If the recent increase in the volume of relationship management and origination vacancies is anything to go by, perhaps banks will redeploy everyone back into the front office and we'll all wake up and think the last couple of years were a bad dream? However, with the major banks shrinking their real estate balance sheets and some international players pulling out of the market altogether, this seems unlikely.

Where then, will opportunities be for workout bankers in future?

The most likely scenario seems to be a balance between jobs in relationship management, origination, portfolio management and credit risk management.

For the real real estate finance high flyers, there have been and will continue to be opportunities in mezzanine finance on the buy side.

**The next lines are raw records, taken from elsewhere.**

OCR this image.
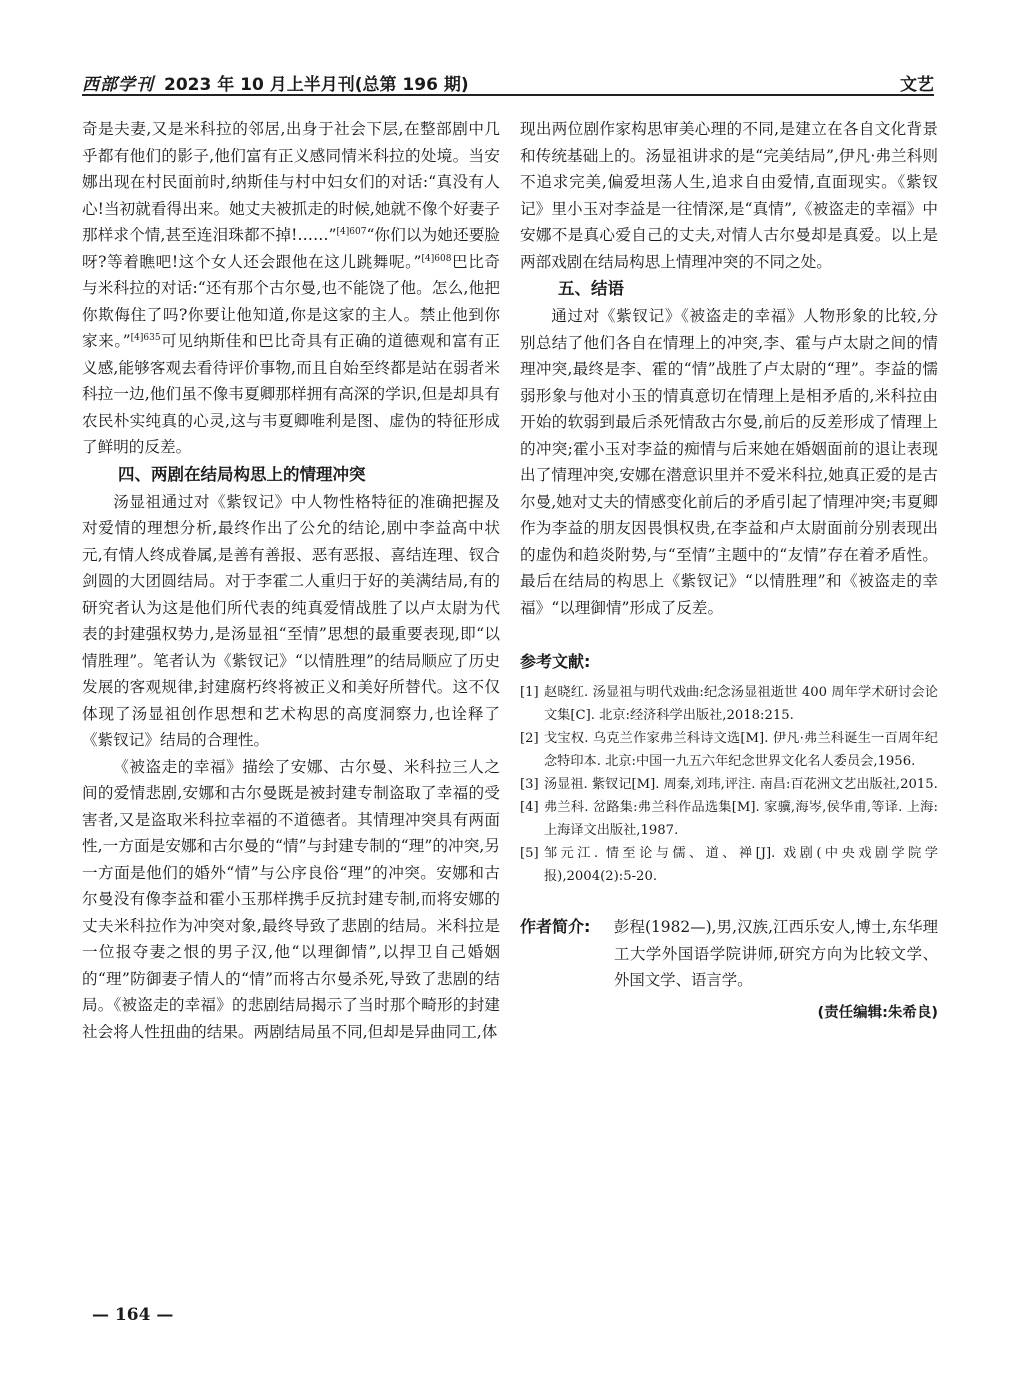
西部学刊 2023 年 10 月上半月刊(总第 196 期)	文艺

奇是夫妻,又是米科拉的邻居,出身于社会下层,在整部剧中几乎都有他们的影子,他们富有正义感同情米科拉的处境。当安娜出现在村民面前时,纳斯佳与村中妇女们的对话:“真没有人心!当初就看得出来。她丈夫被抓走的时候,她就不像个好妻子那样求个情,甚至连泪珠都不掉!……”$^{[4]607}$“你们以为她还要脸呀?等着瞧吧!这个女人还会跟他在这儿跳舞呢。”$^{[4]608}$巴比奇与米科拉的对话:“还有那个古尔曼,也不能饶了他。怎么,他把你欺侮住了吗?你要让他知道,你是这家的主人。禁止他到你家来。”$^{[4]635}$可见纳斯佳和巴比奇具有正确的道德观和富有正义感,能够客观去看待评价事物,而且自始至终都是站在弱者米科拉一边,他们虽不像韦夏卿那样拥有高深的学识,但是却具有农民朴实纯真的心灵,这与韦夏卿唯利是图、虚伪的特征形成了鲜明的反差。

四、两剧在结局构思上的情理冲突

汤显祖通过对《紫钗记》中人物性格特征的准确把握及对爱情的理想分析,最终作出了公允的结论,剧中李益高中状元,有情人终成眷属,是善有善报、恶有恶报、喜结连理、钗合剑圆的大团圆结局。对于李霍二人重归于好的美满结局,有的研究者认为这是他们所代表的纯真爱情战胜了以卢太尉为代表的封建强权势力,是汤显祖“至情”思想的最重要表现,即“以情胜理”。笔者认为《紫钗记》“以情胜理”的结局顺应了历史发展的客观规律,封建腐朽终将被正义和美好所替代。这不仅体现了汤显祖创作思想和艺术构思的高度洞察力,也诠释了《紫钗记》结局的合理性。

《被盗走的幸福》描绘了安娜、古尔曼、米科拉三人之间的爱情悲剧,安娜和古尔曼既是被封建专制盗取了幸福的受害者,又是盗取米科拉幸福的不道德者。其情理冲突具有两面性,一方面是安娜和古尔曼的“情”与封建专制的“理”的冲突,另一方面是他们的婚外“情”与公序良俗“理”的冲突。安娜和古尔曼没有像李益和霍小玉那样携手反抗封建专制,而将安娜的丈夫米科拉作为冲突对象,最终导致了悲剧的结局。米科拉是一位报夺妻之恨的男子汉,他“以理御情”,以捍卫自己婚姻的“理”防御妻子情人的“情”而将古尔曼杀死,导致了悲剧的结局。《被盗走的幸福》的悲剧结局揭示了当时那个畸形的封建社会将人性扭曲的结果。两剧结局虽不同,但却是异曲同工,体

现出两位剧作家构思审美心理的不同,是建立在各自文化背景和传统基础上的。汤显祖讲求的是“完美结局”,伊凡·弗兰科则不追求完美,偏爱坦荡人生,追求自由爱情,直面现实。《紫钗记》里小玉对李益是一往情深,是“真情”,《被盗走的幸福》中安娜不是真心爱自己的丈夫,对情人古尔曼却是真爱。以上是两部戏剧在结局构思上情理冲突的不同之处。

五、结语

通过对《紫钗记》《被盗走的幸福》人物形象的比较,分别总结了他们各自在情理上的冲突,李、霍与卢太尉之间的情理冲突,最终是李、霍的“情”战胜了卢太尉的“理”。李益的懦弱形象与他对小玉的情真意切在情理上是相矛盾的,米科拉由开始的软弱到最后杀死情敌古尔曼,前后的反差形成了情理上的冲突;霍小玉对李益的痴情与后来她在婚姻面前的退让表现出了情理冲突,安娜在潜意识里并不爱米科拉,她真正爱的是古尔曼,她对丈夫的情感变化前后的矛盾引起了情理冲突;韦夏卿作为李益的朋友因畏惧权贵,在李益和卢太尉面前分别表现出的虚伪和趋炎附势,与“至情”主题中的“友情”存在着矛盾性。最后在结局的构思上《紫钗记》“以情胜理”和《被盗走的幸福》“以理御情”形成了反差。

参考文献:
[1] 赵晓红. 汤显祖与明代戏曲:纪念汤显祖逝世 400 周年学术研讨会论文集[C]. 北京:经济科学出版社,2018:215.
[2] 戈宝权. 乌克兰作家弗兰科诗文选[M]. 伊凡·弗兰科诞生一百周年纪念特印本. 北京:中国一九五六年纪念世界文化名人委员会,1956.
[3] 汤显祖. 紫钗记[M]. 周秦,刘玮,评注. 南昌:百花洲文艺出版社,2015.
[4] 弗兰科. 岔路集:弗兰科作品选集[M]. 家骥,海岑,侯华甫,等译. 上海:上海译文出版社,1987.
[5] 邹元江. 情至论与儒、道、禅[J]. 戏剧(中央戏剧学院学报),2004(2):5-20.
作者简介:	彭程(1982—),男,汉族,江西乐安人,博士,东华理工大学外国语学院讲师,研究方向为比较文学、外国文学、语言学。
(责任编辑:朱希良)
— 164 —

But such firms are small and hence recruitment volumes are low.

It will be interesting to see the impact that international pension firms make on the market from a senior debt lending perspective as this will directly affect their ability to hire in the UK. A couple of the major players already have senior debt and mezzanine funds in the UK and have hired sporadically.

Question marks remain around the future of securitisation and whether job opportunities will present themselves any time soon in this market. There were a few high profile appointments last year in securitization, but these people were mostly hired to manage residual CMBS and RMBS books down. There is hope, however: one major European bank is near to closing the first securitisation of its kind in years, but hiring seems unlikely for the next six months at least.

For the moment, workout bankers have nothing to be worried about. Their immediate futures in restructuring are assured: there are still enough challenging lending cases to keep them employed well into the future. Nevertheless, moving back into the front office can't be taken for granted - particularly after three or four years of dealing with nothing but challenging loans.